Jason Burack of Wall St for Main St interviewed returning guest, former corporate executive and phD scientist, Dr. Chris Martenson http://www.peakprosperity.com/.

Chris co-created The Crash Course and Peak Prosperity website with Adam Taggart and they also co-authored their new book, Prosper!: How to Prepare for the Future and Create a World Worth Inheriting in November 2015 https://www.amazon.com/Prosper...


Since he quit his corporate job over a decade ago, Chris has since become an expert on many topics.

During this 40+ minute interview, Jason and Chris have a wide ranging discussion on a number of topics including:

1) Why he thinks gold and gold stocks have rallied so strongly since December 2015?

2) Are mainstream money managers losing all remaining confidence in the Federal Reserve and other central banks?

3) Will the stock market crash if obvious daily stock market manipulations are occurring?

4) Why haven't more shale oil companies gone bankrupt when the oil price went below $40/barrel WTI?

5) Will new technology from Silicon Valley be able to drastically reduce the usage of oil around the globe in only a decade?

6) Why isn't there more clean water available?

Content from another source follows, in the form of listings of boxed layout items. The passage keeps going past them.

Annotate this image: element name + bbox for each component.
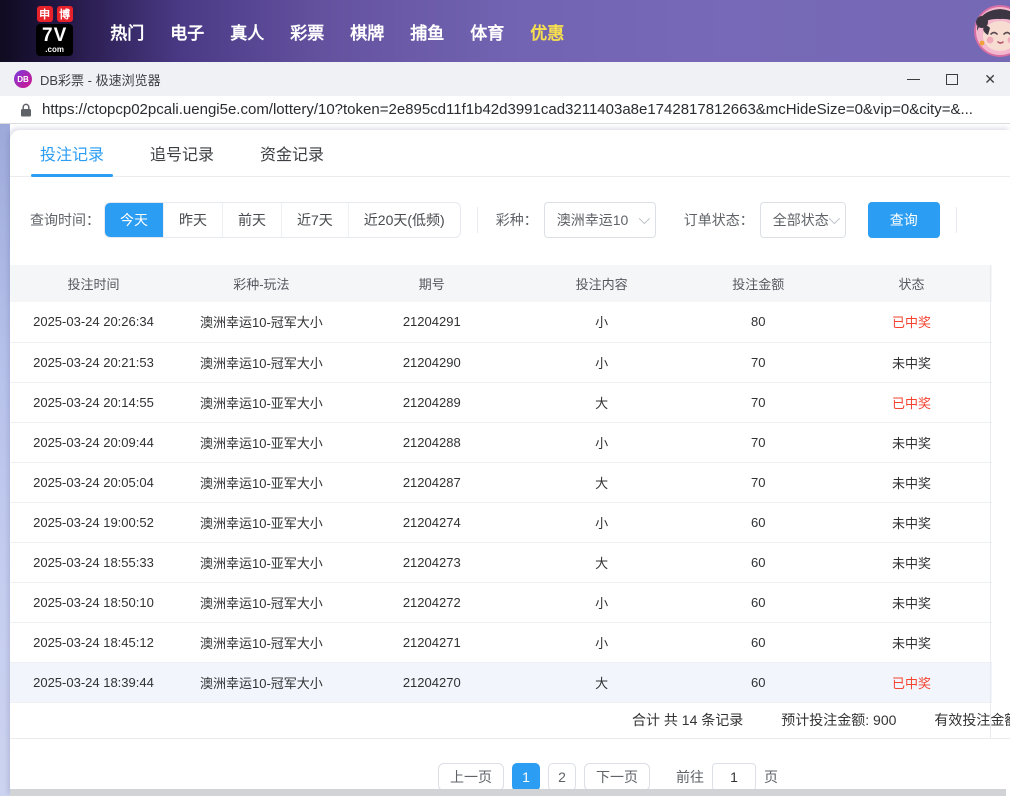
filter-bar: 查询时间： 今天 昨天 前天 近7天 近20天(低频) 彩种： 澳洲幸运10 订… <box>30 202 1010 238</box>
query-button[interactable]: 查询 <box>867 202 940 238</box>
minimize-button[interactable] <box>907 71 921 87</box>
logo-brand-box: 7V .com <box>36 24 74 56</box>
goto-page-unit: 页 <box>764 768 778 785</box>
site-logo[interactable]: 申 博 7V .com <box>36 6 74 56</box>
col-header-game-play: 彩种-玩法 <box>176 265 346 302</box>
logo-badges: 申 博 <box>36 6 73 22</box>
status-badge: 未中奖 <box>891 555 931 571</box>
browser-urlbar[interactable]: https://ctopcp02pcali.uengi5e.com/lotter… <box>0 96 1010 124</box>
prev-page-button[interactable]: 上一页 <box>438 762 504 791</box>
lock-icon <box>21 103 31 116</box>
maximize-button[interactable] <box>946 71 959 87</box>
logo-brand-domain: .com <box>45 45 64 54</box>
nav-item-live[interactable]: 真人 <box>217 19 277 44</box>
lottery-select[interactable]: 澳洲幸运10 <box>543 202 656 238</box>
maximize-icon <box>946 73 959 85</box>
status-badge: 已中奖 <box>891 675 931 691</box>
status-badge: 已中奖 <box>891 315 931 331</box>
window-title: DB彩票 - 极速浏览器 <box>40 72 161 88</box>
col-header-bet-time: 投注时间 <box>10 265 177 302</box>
db-browser-icon: DB <box>14 70 32 88</box>
table-row: 2025-03-24 18:55:33 澳洲幸运10-亚军大小 21204273 大… <box>10 542 992 583</box>
status-badge: 未中奖 <box>891 475 931 491</box>
minimize-icon <box>907 78 921 80</box>
logo-badge-bo: 博 <box>56 6 73 22</box>
col-header-bet-content: 投注内容 <box>517 265 686 302</box>
table-right-divider <box>990 265 991 738</box>
goto-page-input[interactable] <box>712 762 756 791</box>
table-row: 2025-03-24 20:14:55 澳洲幸运10-亚军大小 21204289 大… <box>10 382 992 423</box>
status-badge: 未中奖 <box>891 355 931 371</box>
filter-divider <box>955 207 957 233</box>
window-controls: ✕ <box>907 71 996 87</box>
pagination: 上一页 1 2 下一页 前往 页 <box>438 762 1010 791</box>
nav-item-boardgames[interactable]: 棋牌 <box>337 19 397 44</box>
table-row: 2025-03-24 20:21:53 澳洲幸运10-冠军大小 21204290 小… <box>10 342 992 383</box>
nav-item-slots[interactable]: 电子 <box>157 19 217 44</box>
record-tabs: 投注记录 追号记录 资金记录 <box>10 130 1010 177</box>
lottery-select-value: 澳洲幸运10 <box>556 212 629 228</box>
tab-bet-records[interactable]: 投注记录 <box>30 130 114 177</box>
chevron-down-icon <box>828 212 840 225</box>
next-page-button[interactable]: 下一页 <box>584 762 650 791</box>
filter-divider <box>476 207 478 233</box>
page-content: 投注记录 追号记录 资金记录 查询时间： 今天 昨天 前天 近7天 近20天(低… <box>0 124 1010 796</box>
col-header-issue: 期号 <box>345 265 518 302</box>
records-panel: 投注记录 追号记录 资金记录 查询时间： 今天 昨天 前天 近7天 近20天(低… <box>10 130 1010 796</box>
status-filter-label: 订单状态： <box>683 212 754 228</box>
close-button[interactable]: ✕ <box>984 71 996 87</box>
status-badge: 未中奖 <box>891 595 931 611</box>
chevron-down-icon <box>638 212 650 225</box>
horizontal-scrollbar[interactable] <box>10 789 1006 796</box>
table-row: 2025-03-24 18:39:44 澳洲幸运10-冠军大小 21204270 大… <box>10 662 992 703</box>
status-badge: 已中奖 <box>891 395 931 411</box>
time-range-group: 今天 昨天 前天 近7天 近20天(低频) <box>104 202 461 238</box>
time-option-today[interactable]: 今天 <box>105 203 163 237</box>
nav-item-hot[interactable]: 热门 <box>97 19 157 44</box>
table-row: 2025-03-24 19:00:52 澳洲幸运10-亚军大小 21204274 小… <box>10 502 992 543</box>
status-badge: 未中奖 <box>891 435 931 451</box>
order-status-select[interactable]: 全部状态 <box>759 202 846 238</box>
time-option-daybefore[interactable]: 前天 <box>222 203 281 237</box>
avatar[interactable] <box>974 5 1010 57</box>
logo-brand-text: 7V <box>42 25 68 46</box>
col-header-status: 状态 <box>830 265 992 302</box>
site-nav-menu: 热门 电子 真人 彩票 棋牌 捕鱼 体育 优惠 <box>97 19 577 44</box>
table-row: 2025-03-24 20:26:34 澳洲幸运10-冠军大小 21204291 小… <box>10 302 992 343</box>
browser-titlebar: DB DB彩票 - 极速浏览器 ✕ <box>0 62 1010 96</box>
summary-total-records: 合计 共 14 条记录 <box>632 712 744 728</box>
summary-valid-amount: 有效投注金额: <box>934 712 1010 728</box>
logo-badge-shen: 申 <box>36 6 53 22</box>
summary-row: 合计 共 14 条记录 预计投注金额: 900 有效投注金额: <box>10 703 1010 739</box>
nav-item-lottery[interactable]: 彩票 <box>277 19 337 44</box>
goto-page-label: 前往 <box>676 768 704 785</box>
page-button-1[interactable]: 1 <box>512 762 540 791</box>
time-option-yesterday[interactable]: 昨天 <box>163 203 222 237</box>
status-select-value: 全部状态 <box>772 212 829 228</box>
nav-item-promotions[interactable]: 优惠 <box>517 19 577 44</box>
lottery-filter-label: 彩种： <box>495 212 538 228</box>
status-badge: 未中奖 <box>891 635 931 651</box>
time-option-last20days[interactable]: 近20天(低频) <box>347 203 460 237</box>
tab-fund-records[interactable]: 资金记录 <box>260 130 324 176</box>
table-row: 2025-03-24 20:05:04 澳洲幸运10-亚军大小 21204287 大… <box>10 462 992 503</box>
col-header-bet-amount: 投注金额 <box>685 265 831 302</box>
summary-expected-amount: 预计投注金额: 900 <box>781 712 897 728</box>
time-filter-label: 查询时间： <box>30 212 100 228</box>
page-button-2[interactable]: 2 <box>548 762 576 791</box>
table-header-row: 投注时间 彩种-玩法 期号 投注内容 投注金额 状态 <box>10 265 992 302</box>
url-text: https://ctopcp02pcali.uengi5e.com/lotter… <box>42 101 973 118</box>
time-option-last7days[interactable]: 近7天 <box>281 203 348 237</box>
nav-item-sports[interactable]: 体育 <box>457 19 517 44</box>
table-row: 2025-03-24 18:50:10 澳洲幸运10-冠军大小 21204272 小… <box>10 582 992 623</box>
nav-item-fishing[interactable]: 捕鱼 <box>397 19 457 44</box>
table-row: 2025-03-24 18:45:12 澳洲幸运10-冠军大小 21204271 小… <box>10 622 992 663</box>
site-nav-bar: 申 博 7V .com 热门 电子 真人 彩票 棋牌 捕鱼 体育 优惠 <box>0 0 1010 62</box>
bet-records-table: 投注时间 彩种-玩法 期号 投注内容 投注金额 状态 2025-03-24 20… <box>10 265 992 703</box>
status-badge: 未中奖 <box>891 515 931 531</box>
table-row: 2025-03-24 20:09:44 澳洲幸运10-亚军大小 21204288 小… <box>10 422 992 463</box>
tab-chase-records[interactable]: 追号记录 <box>150 130 214 176</box>
page-background-strip <box>0 124 10 796</box>
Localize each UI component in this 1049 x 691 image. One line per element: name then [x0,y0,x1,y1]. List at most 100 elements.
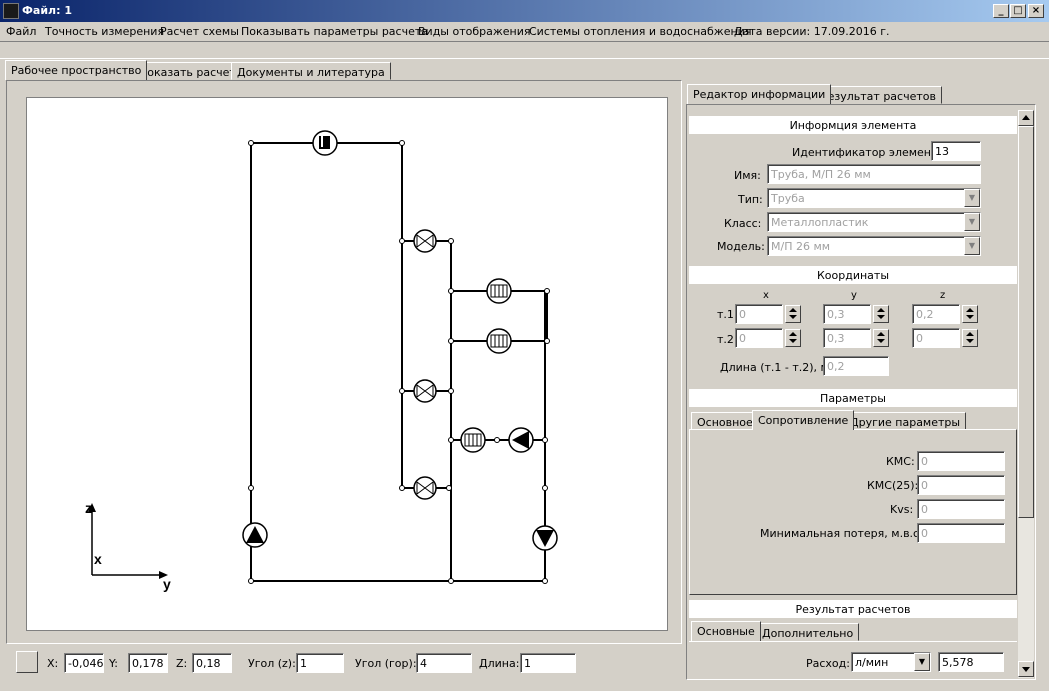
tab-documents[interactable]: Документы и литература [231,62,391,80]
model-value: М/П 26 мм [771,240,831,253]
x-coord-field[interactable]: -0,046 [64,653,104,673]
minimize-button[interactable]: _ [993,4,1009,18]
right-panel-scrollbar[interactable] [1018,110,1034,678]
z-coord-label: Z: [176,657,188,670]
flow-value-field[interactable]: 5,578 [938,652,1004,672]
type-select[interactable]: Труба ▼ [767,188,981,208]
pipe-nodes[interactable] [248,140,550,584]
menu-calculate-scheme[interactable]: Расчет схемы [160,25,239,38]
tab-calc-results[interactable]: Результат расчетов [815,86,942,104]
length-field[interactable]: 1 [520,653,576,673]
point2-z-spinner[interactable] [962,329,978,347]
scheme-canvas[interactable]: z x y [26,97,668,631]
min-loss-field[interactable]: 0 [917,523,1005,543]
chevron-down-icon[interactable]: ▼ [964,237,980,255]
chevron-down-icon[interactable]: ▼ [914,653,930,671]
tab-params-resistance[interactable]: Сопротивление [752,410,855,430]
class-select[interactable]: Металлопластик ▼ [767,212,981,232]
scroll-thumb[interactable] [1018,126,1034,518]
tab-workspace[interactable]: Рабочее пространство [5,60,148,80]
z-coord-field[interactable]: 0,18 [192,653,232,673]
status-color-button[interactable] [16,651,38,673]
tab-results-main[interactable]: Основные [691,621,761,641]
angle-hor-field[interactable]: 4 [416,653,472,673]
model-label: Модель: [717,240,765,253]
coord-col-z: z [940,290,946,301]
menu-heating-water-systems[interactable]: Системы отопления и водоснабжения [529,25,751,38]
angle-hor-label: Угол (гор): [355,657,417,670]
tab-results-additional[interactable]: Дополнительно [756,623,860,641]
point2-y-spinner[interactable] [873,329,889,347]
boiler-icon[interactable] [312,130,338,156]
point2-y-field[interactable]: 0,3 [823,328,871,348]
tab-show-calculation[interactable]: Показать расчет [133,62,242,80]
radiator-icon[interactable] [486,328,512,354]
point1-x-spinner[interactable] [785,305,801,323]
name-field[interactable]: Труба, М/П 26 мм [767,164,981,184]
angle-z-label: Угол (z): [248,657,296,670]
menu-measurement-precision[interactable]: Точность измерения [45,25,164,38]
class-label: Класс: [724,217,762,230]
point1-z-field[interactable]: 0,2 [912,304,960,324]
pump-icon[interactable] [532,525,558,551]
toolbar-strip [0,41,1049,59]
pump-icon[interactable] [242,522,268,548]
point2-x-field[interactable]: 0 [735,328,783,348]
maximize-button[interactable]: □ [1010,4,1026,18]
kms-field[interactable]: 0 [917,451,1005,471]
point2-x-spinner[interactable] [785,329,801,347]
chevron-down-icon[interactable]: ▼ [964,213,980,231]
menu-version-date: Дата версии: 17.09.2016 г. [734,25,890,38]
point1-x-field[interactable]: 0 [735,304,783,324]
kms25-field[interactable]: 0 [917,475,1005,495]
menu-file[interactable]: Файл [6,25,36,38]
kms25-label: КМС(25): [867,479,919,492]
menu-show-calc-params[interactable]: Показывать параметры расчета [241,25,428,38]
status-bar [6,648,682,680]
model-select[interactable]: М/П 26 мм ▼ [767,236,981,256]
point1-y-field[interactable]: 0,3 [823,304,871,324]
menu-display-views[interactable]: Виды отображения [418,25,531,38]
close-button[interactable]: × [1028,4,1044,18]
element-id-field[interactable]: 13 [931,141,981,161]
chevron-down-icon[interactable]: ▼ [964,189,980,207]
type-label: Тип: [738,193,763,206]
element-id-label: Идентификатор элемента: [792,146,948,159]
valve-icon[interactable] [413,476,437,500]
tab-params-other[interactable]: Другие параметры [844,412,967,430]
point1-z-spinner[interactable] [962,305,978,323]
radiator-icon[interactable] [460,427,486,453]
valve-icon[interactable] [413,379,437,403]
flow-label: Расход: [806,657,850,670]
radiator-icon[interactable] [486,278,512,304]
tab-info-editor[interactable]: Редактор информации [687,84,832,104]
tab-params-basic[interactable]: Основное [691,412,759,430]
x-coord-label: X: [47,657,59,670]
axis-y-label: y [163,576,171,592]
point1-y-spinner[interactable] [873,305,889,323]
menu-bar: Файл Точность измерения Расчет схемы Пок… [0,22,1049,41]
coord-col-x: x [763,290,769,301]
scroll-up-button[interactable] [1018,110,1034,126]
y-coord-label: Y: [109,657,118,670]
element-info-header: Информция элемента [689,116,1017,134]
segment-length-field[interactable]: 0,2 [823,356,889,376]
kms-label: КМС: [886,455,915,468]
scheme-drawing: z x y [85,130,558,592]
pipe-lines [250,142,548,582]
flow-unit-value: л/мин [855,656,889,669]
flow-unit-select[interactable]: л/мин ▼ [851,652,931,672]
angle-z-field[interactable]: 1 [296,653,344,673]
point2-z-field[interactable]: 0 [912,328,960,348]
valve-icon[interactable] [413,229,437,253]
arrow-down-icon [1022,667,1030,672]
coord-col-y: y [851,290,857,301]
title-bar: Файл: 1 _ □ × [0,0,1049,22]
pump-icon[interactable] [508,427,534,453]
scroll-down-button[interactable] [1018,661,1034,677]
axes-indicator: z x y [85,500,171,592]
y-coord-field[interactable]: 0,178 [128,653,168,673]
axis-x-label: x [94,551,102,567]
point1-label: т.1 [717,308,734,321]
kvs-field[interactable]: 0 [917,499,1005,519]
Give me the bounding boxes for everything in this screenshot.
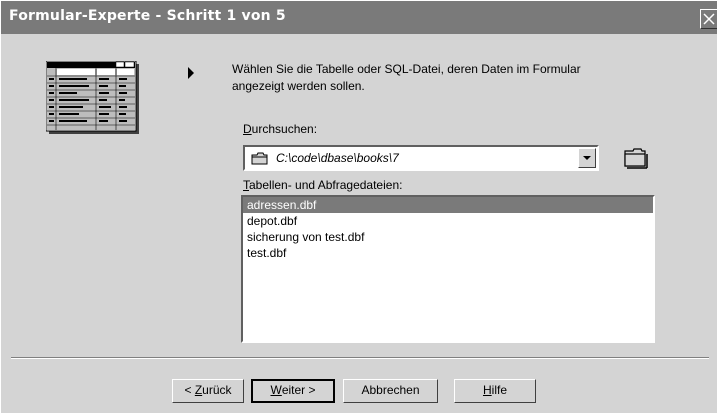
help-button[interactable]: Hilfe [454,379,536,403]
separator [11,357,709,359]
close-button[interactable] [700,9,717,29]
back-button[interactable]: < Zurück [172,379,244,403]
list-item[interactable]: sicherung von test.dbf [243,229,653,245]
folder-browse-icon[interactable] [622,146,648,170]
folder-icon [251,152,268,165]
window-title: Formular-Experte - Schritt 1 von 5 [9,8,286,24]
instruction-text: Wählen Sie die Tabelle oder SQL-Datei, d… [232,62,581,93]
path-combobox[interactable]: C:\code\dbase\books\7 [243,145,599,171]
path-dropdown-button[interactable] [578,148,596,168]
title-bar[interactable]: Formular-Experte - Schritt 1 von 5 [1,1,717,34]
file-listbox[interactable]: adressen.dbf depot.dbf sicherung von tes… [241,195,655,343]
cancel-button[interactable]: Abbrechen [343,379,438,403]
files-label: Tabellen- und Abfragedateien: [243,178,403,192]
list-item[interactable]: depot.dbf [243,213,653,229]
triangle-right-icon [188,67,194,79]
table-preview-icon [46,61,139,134]
close-icon [703,13,715,25]
wizard-window: Formular-Experte - Schritt 1 von 5 Wähle… [0,0,718,414]
browse-label: Durchsuchen: [243,122,318,136]
path-value: C:\code\dbase\books\7 [276,151,399,165]
next-button[interactable]: Weiter > [251,379,335,403]
list-item[interactable]: test.dbf [243,245,653,261]
list-item[interactable]: adressen.dbf [243,197,653,213]
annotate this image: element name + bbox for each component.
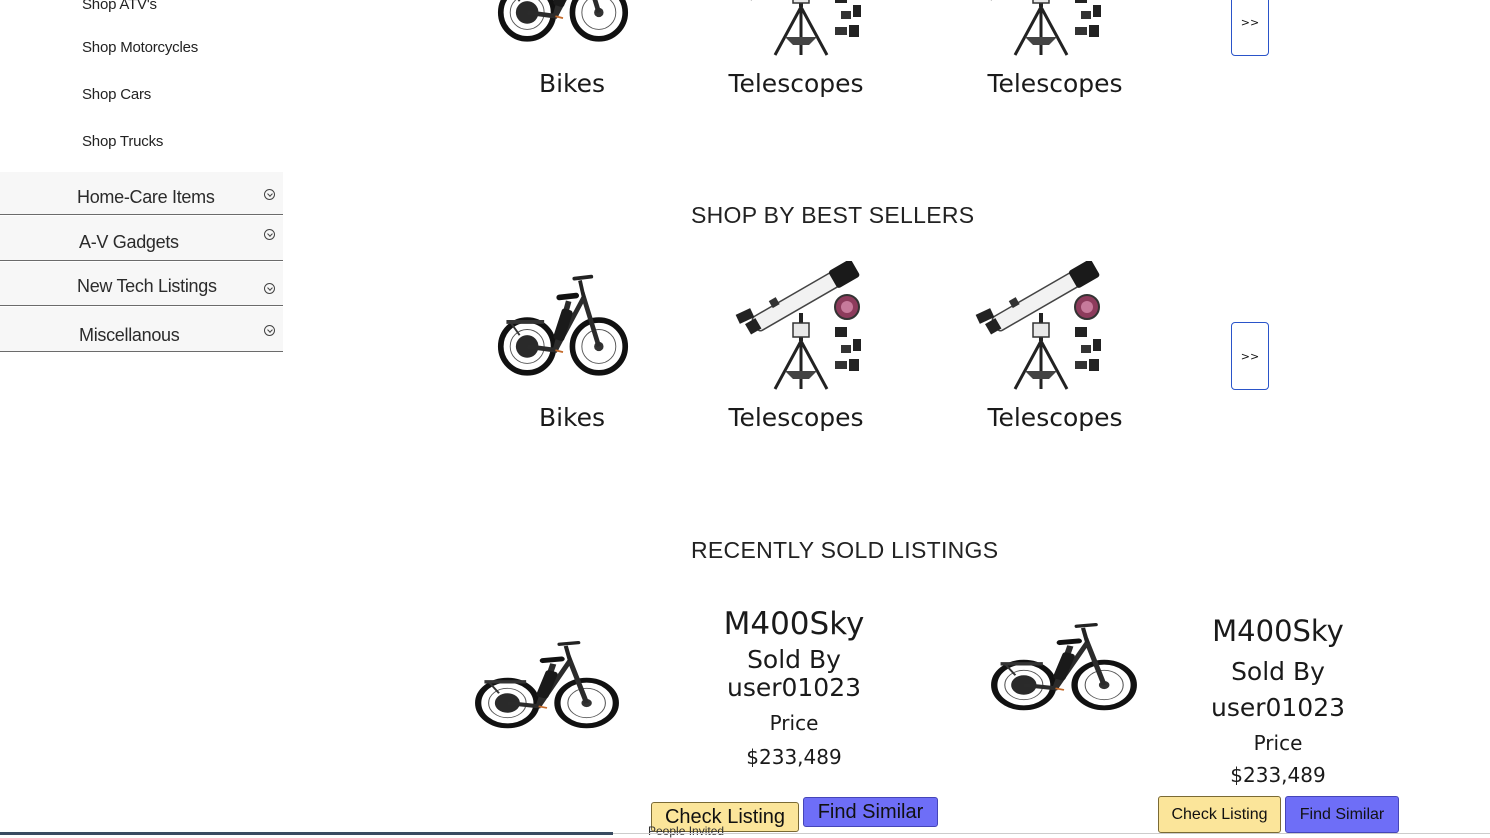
telescope-icon — [730, 0, 872, 57]
sold-by-label: Sold By — [747, 645, 841, 674]
section-heading: SHOP BY BEST SELLERS — [691, 202, 975, 228]
find-similar-button[interactable]: Find Similar — [1285, 796, 1399, 833]
chevron-down-icon — [264, 189, 275, 200]
telescope-icon — [970, 261, 1112, 391]
ebike-icon — [497, 0, 629, 52]
sold-by-label: Sold By — [1231, 657, 1325, 686]
price-label: Price — [769, 711, 819, 735]
sidebar-category-home-care[interactable]: Home-Care Items — [0, 172, 283, 215]
telescope-icon — [730, 261, 872, 391]
category-label: Home-Care Items — [77, 187, 215, 207]
category-label: New Tech Listings — [77, 276, 217, 296]
tile-label: Bikes — [538, 69, 606, 98]
seller-name: user01023 — [726, 673, 862, 702]
category-label: A-V Gadgets — [79, 232, 179, 252]
sidebar-category-miscellanous[interactable]: Miscellanous — [0, 307, 283, 352]
listing-title: M400Sky — [1212, 614, 1344, 648]
listing-title: M400Sky — [723, 606, 865, 642]
category-label: Miscellanous — [79, 325, 180, 345]
chevron-down-icon — [264, 229, 275, 240]
next-page-button[interactable]: >> — [1231, 0, 1269, 56]
tile-label: Bikes — [538, 403, 606, 432]
ebike-icon — [497, 256, 629, 386]
price-label: Price — [1253, 731, 1303, 755]
price-value: $233,489 — [746, 745, 842, 769]
seller-name: user01023 — [1210, 693, 1346, 722]
sidebar-category-new-tech[interactable]: New Tech Listings — [0, 262, 283, 306]
next-page-button[interactable]: >> — [1231, 322, 1269, 390]
sidebar-link-atvs[interactable]: Shop ATV's — [82, 0, 157, 13]
chevron-down-icon — [264, 325, 275, 336]
ebike-icon — [990, 610, 1138, 716]
ebike-icon — [474, 628, 620, 734]
tile-label: Telescopes — [728, 403, 864, 432]
find-similar-button[interactable]: Find Similar — [803, 797, 938, 827]
footer-peek-text: People Invited — [648, 824, 725, 838]
tile-label: Telescopes — [728, 69, 864, 98]
sidebar-link-motorcycles[interactable]: Shop Motorcycles — [82, 39, 198, 56]
category-sidebar: Shop ATV's Shop Motorcycles Shop Cars Sh… — [0, 0, 283, 360]
price-value: $233,489 — [1230, 763, 1326, 787]
sidebar-category-av-gadgets[interactable]: A-V Gadgets — [0, 216, 283, 261]
sidebar-link-trucks[interactable]: Shop Trucks — [82, 133, 163, 150]
footer-divider-light — [613, 833, 1490, 834]
telescope-icon — [970, 0, 1112, 57]
chevron-down-icon — [264, 283, 275, 294]
tile-label: Telescopes — [987, 69, 1123, 98]
sidebar-link-cars[interactable]: Shop Cars — [82, 86, 151, 103]
check-listing-button[interactable]: Check Listing — [1158, 796, 1281, 833]
tile-label: Telescopes — [987, 403, 1123, 432]
section-heading: RECENTLY SOLD LISTINGS — [691, 537, 999, 563]
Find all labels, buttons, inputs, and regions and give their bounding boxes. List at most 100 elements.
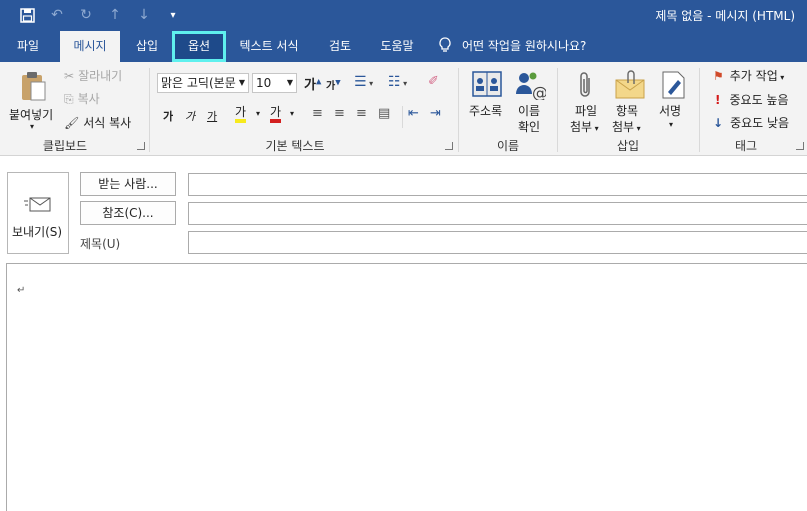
tags-launcher-icon[interactable] xyxy=(796,142,804,150)
message-header: 보내기(S) 받는 사람... 참조(C)... 제목(U) xyxy=(0,156,807,262)
underline-icon: 가 xyxy=(207,110,218,123)
increase-indent-button[interactable]: ⇥ xyxy=(430,106,441,121)
clear-formatting-button[interactable]: ✐ xyxy=(428,74,439,89)
up-icon[interactable]: ↑ xyxy=(105,5,125,25)
redo-icon[interactable]: ↻ xyxy=(76,5,96,25)
group-divider xyxy=(557,68,558,152)
undo-icon[interactable]: ↶ xyxy=(47,5,67,25)
signature-icon xyxy=(662,71,685,99)
tab-options[interactable]: 옵션 xyxy=(172,31,226,62)
underline-button[interactable]: 가 xyxy=(207,108,217,124)
align-center-button[interactable]: ≡ xyxy=(334,106,345,121)
cc-button[interactable]: 참조(C)... xyxy=(80,201,176,225)
clipboard-icon xyxy=(22,72,46,101)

7) Many experts cite the Simon–Ehrlich wager from 1980 to 1990 as justifying that over the long term all commodity prices have to fall. But, despite what economic textbooks say should be happening, things have drastically changed since China joined the WTO and commodity prices are nearly all in long term uptrends and the cost of production for many commodities rises 10% or more yearly. What type of real world limits are there preventing commodity prices from declining over the long term that maybe was not seen or not available when this bet was made?